Our first functional prototype consists of a control module, which controls the flow of oxygen to the patient, and a power module, which provides power to the control module. Each module has its own enclosure for splash protection and other safety considerations, and the enclosures are mounted to each other in a vertically-stacked configuration (Fig. 1). This modular design allows our prototype to be simple and modular.
The simplest possible control module would have the exposed power port as the only human-machine interface: the user would plug-in power to turn on the device and enable oxygen conservation, or disconnect power to turn off the device and enable continuous flow. For improved usability, we have included an on/off switch and an LED indicator to indicate the power and operation state of the device, as well as an alarm silencing button.
Fig. 1: Schematic of the functional device, showing the contents of the control module enclosure, which is stacked on top of the power module enclosure.
For this prototype, we chose to have a dedicated pressure port for use with the dual-limb nasal cannula, so that pressure measurement is not affected by variable flow rate, making the software implementation of precise valve on/off timing straightforward and flexible. For example, threshold values can be set so that flow delivery starts near the end of exhalation (before inhalation starts) and stops before the end of inhalation for higher oxygen delivery and conservation efficiency.
In this prototype, the control module consists of (Fig. 2):
Fig. 2: Mechanical layout of the control module.
The device must be placed close to the oxygen cylinder, in order to avoid pneumatic issues which result from having long inlet tubing between the oxygen cylinder and the device.

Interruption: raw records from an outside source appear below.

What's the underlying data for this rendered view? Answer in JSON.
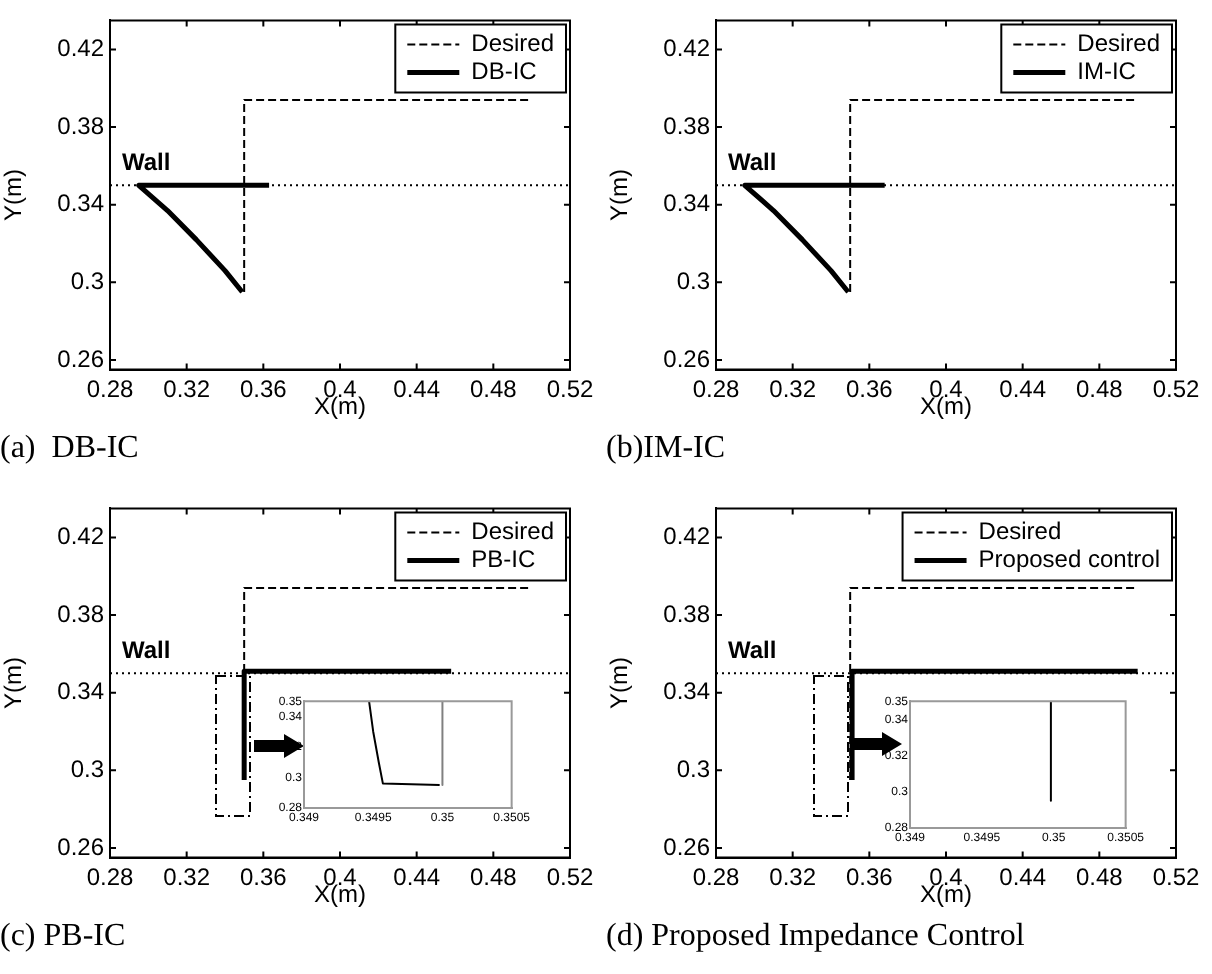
{
  "chart_data": [
    {
      "type": "line",
      "title": "(a)  DB-IC",
      "xlabel": "X(m)",
      "ylabel": "Y(m)",
      "xlim": [
        0.28,
        0.52
      ],
      "xticks": [
        0.28,
        0.32,
        0.36,
        0.4,
        0.44,
        0.48,
        0.52
      ],
      "ylim": [
        0.255,
        0.435
      ],
      "yticks": [
        0.26,
        0.3,
        0.34,
        0.38,
        0.42
      ],
      "legend": "top right",
      "ref_lines": [
        {
          "axis": "y",
          "value": 0.35,
          "label": "Wall",
          "color": "#000000",
          "line_style": "dotted"
        }
      ],
      "series": [
        {
          "name": "Desired",
          "color": "#000000",
          "line_style": "dashed",
          "x": [
            0.35,
            0.35,
            0.5
          ],
          "values": [
            0.295,
            0.394,
            0.394
          ]
        },
        {
          "name": "DB-IC",
          "color": "#000000",
          "line_style": "solid",
          "x": [
            0.349,
            0.34,
            0.325,
            0.31,
            0.295,
            0.363
          ],
          "values": [
            0.295,
            0.306,
            0.322,
            0.337,
            0.35,
            0.35
          ]
        }
      ]
    },
    {
      "type": "line",
      "title": "(b)IM-IC",
      "xlabel": "X(m)",
      "ylabel": "Y(m)",
      "xlim": [
        0.28,
        0.52
      ],
      "xticks": [
        0.28,
        0.32,
        0.36,
        0.4,
        0.44,
        0.48,
        0.52
      ],
      "ylim": [
        0.255,
        0.435
      ],
      "yticks": [
        0.26,
        0.3,
        0.34,
        0.38,
        0.42
      ],
      "legend": "top right",
      "ref_lines": [
        {
          "axis": "y",
          "value": 0.35,
          "label": "Wall",
          "color": "#000000",
          "line_style": "dotted"
        }
      ],
      "series": [
        {
          "name": "Desired",
          "color": "#000000",
          "line_style": "dashed",
          "x": [
            0.35,
            0.35,
            0.5
          ],
          "values": [
            0.295,
            0.394,
            0.394
          ]
        },
        {
          "name": "IM-IC",
          "color": "#000000",
          "line_style": "solid",
          "x": [
            0.349,
            0.34,
            0.325,
            0.31,
            0.295,
            0.368
          ],
          "values": [
            0.295,
            0.306,
            0.322,
            0.337,
            0.35,
            0.35
          ]
        }
      ]
    },
    {
      "type": "line",
      "title": "(c) PB-IC",
      "xlabel": "X(m)",
      "ylabel": "Y(m)",
      "xlim": [
        0.28,
        0.52
      ],
      "xticks": [
        0.28,
        0.32,
        0.36,
        0.4,
        0.44,
        0.48,
        0.52
      ],
      "ylim": [
        0.255,
        0.435
      ],
      "yticks": [
        0.26,
        0.3,
        0.34,
        0.38,
        0.42
      ],
      "legend": "top right",
      "ref_lines": [
        {
          "axis": "y",
          "value": 0.35,
          "label": "Wall",
          "color": "#000000",
          "line_style": "dotted"
        }
      ],
      "series": [
        {
          "name": "Desired",
          "color": "#000000",
          "line_style": "dashed",
          "x": [
            0.35,
            0.35,
            0.5
          ],
          "values": [
            0.295,
            0.394,
            0.394
          ]
        },
        {
          "name": "PB-IC",
          "color": "#000000",
          "line_style": "solid",
          "x": [
            0.35,
            0.35,
            0.458
          ],
          "values": [
            0.295,
            0.351,
            0.351
          ]
        }
      ]
    },
    {
      "type": "line",
      "xlim": [
        0.349,
        0.3505
      ],
      "xticks": [
        0.349,
        0.3495,
        0.35,
        0.3505
      ],
      "ylim": [
        0.28,
        0.35
      ],
      "yticks": [
        0.28,
        0.3,
        0.32,
        0.34,
        0.35
      ],
      "series": [
        {
          "color": "#000000",
          "line_style": "solid",
          "x": [
            0.34947,
            0.3495,
            0.34954,
            0.34957,
            0.34998
          ],
          "values": [
            0.35,
            0.33,
            0.31,
            0.296,
            0.295
          ]
        },
        {
          "color": "#808080",
          "line_style": "solid",
          "x": [
            0.35,
            0.35
          ],
          "values": [
            0.35,
            0.295
          ]
        }
      ]
    },
    {
      "type": "line",
      "title": "(d) Proposed Impedance Control",
      "xlabel": "X(m)",
      "ylabel": "Y(m)",
      "xlim": [
        0.28,
        0.52
      ],
      "xticks": [
        0.28,
        0.32,
        0.36,
        0.4,
        0.44,
        0.48,
        0.52
      ],
      "ylim": [
        0.255,
        0.435
      ],
      "yticks": [
        0.26,
        0.3,
        0.34,
        0.38,
        0.42
      ],
      "legend": "top right",
      "ref_lines": [
        {
          "axis": "y",
          "value": 0.35,
          "label": "Wall",
          "color": "#000000",
          "line_style": "dotted"
        }
      ],
      "series": [
        {
          "name": "Desired",
          "color": "#000000",
          "line_style": "dashed",
          "x": [
            0.35,
            0.35,
            0.5
          ],
          "values": [
            0.295,
            0.394,
            0.394
          ]
        },
        {
          "name": "Proposed control",
          "color": "#000000",
          "line_style": "solid",
          "x": [
            0.351,
            0.351,
            0.5
          ],
          "values": [
            0.295,
            0.351,
            0.351
          ]
        }
      ]
    },
    {
      "type": "line",
      "xlim": [
        0.349,
        0.3505
      ],
      "xticks": [
        0.349,
        0.3495,
        0.35,
        0.3505
      ],
      "ylim": [
        0.28,
        0.35
      ],
      "yticks": [
        0.28,
        0.3,
        0.32,
        0.34,
        0.35
      ],
      "series": [
        {
          "color": "#000000",
          "line_style": "solid",
          "x": [
            0.34998,
            0.34998
          ],
          "values": [
            0.35,
            0.295
          ]
        }
      ]
    }
  ]
}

The control and power modules are each enclosed in a waterproof (IP67) enclosure made from either plastic or aluminum in a standard form factor for manufacturability. The enclosures of the two modules can be attached to each other via mounting holes, to rigidly integrate the modules into a full device (Fig. 3). The modules would be placed on a horizontal surface near the patient. In the first functional prototype for characterization, the enclosure was 3-D printed.
Fig. 3: Mechanical rendering of the overall device.
The microcontroller, pressure sensor, and driver circuitry are integrated on a custom printed circuit board in the control module (Fig. 4). This printed circuit board was designed in KiCad.
Fig. 4: Mechanical rendering of the custom printed circuit board for the control module.
The electronics in the control module are powered through a USB Micro B port by any USB power source such as the power module, which consists of a 5 V USB charging battery pack commonly used for charging cell phones. The two modules are connected by a USB Type A to Micro B cable. To protect against the risk of fire, a fuse for the power supply is included on the printed circuit board in the control module. The control module can be powered by any other standard 5 V USB charger instead of a power module, allowing alternative power sources to be used with our device. The control and power modules can be readily detached from each other to recharge the battery or power the control module from a USB power adapter on a wall outlet.
For simplicity, transparency, and ease of understandability, the firmware is written as a very short Arduino sketch. The firmware was written in the Arduino IDE.
A unit of the functional prototype was assembled using the custom printed circuit board and a 3-D printed enclosure for characterization under low-flow conditions (Fig. 5). Characterization results are presented on the next page. The current cost of the prototype is approximately $180 USD. For 10,000 units we anticipate the cost of parts to be reduced below $50 USD per unit.
Fig. 5: Photograph of the functional prototype built for characterization. This photograph shows the device with the enclosure cover removed, and without the power module; during normal opration the cover will be closed.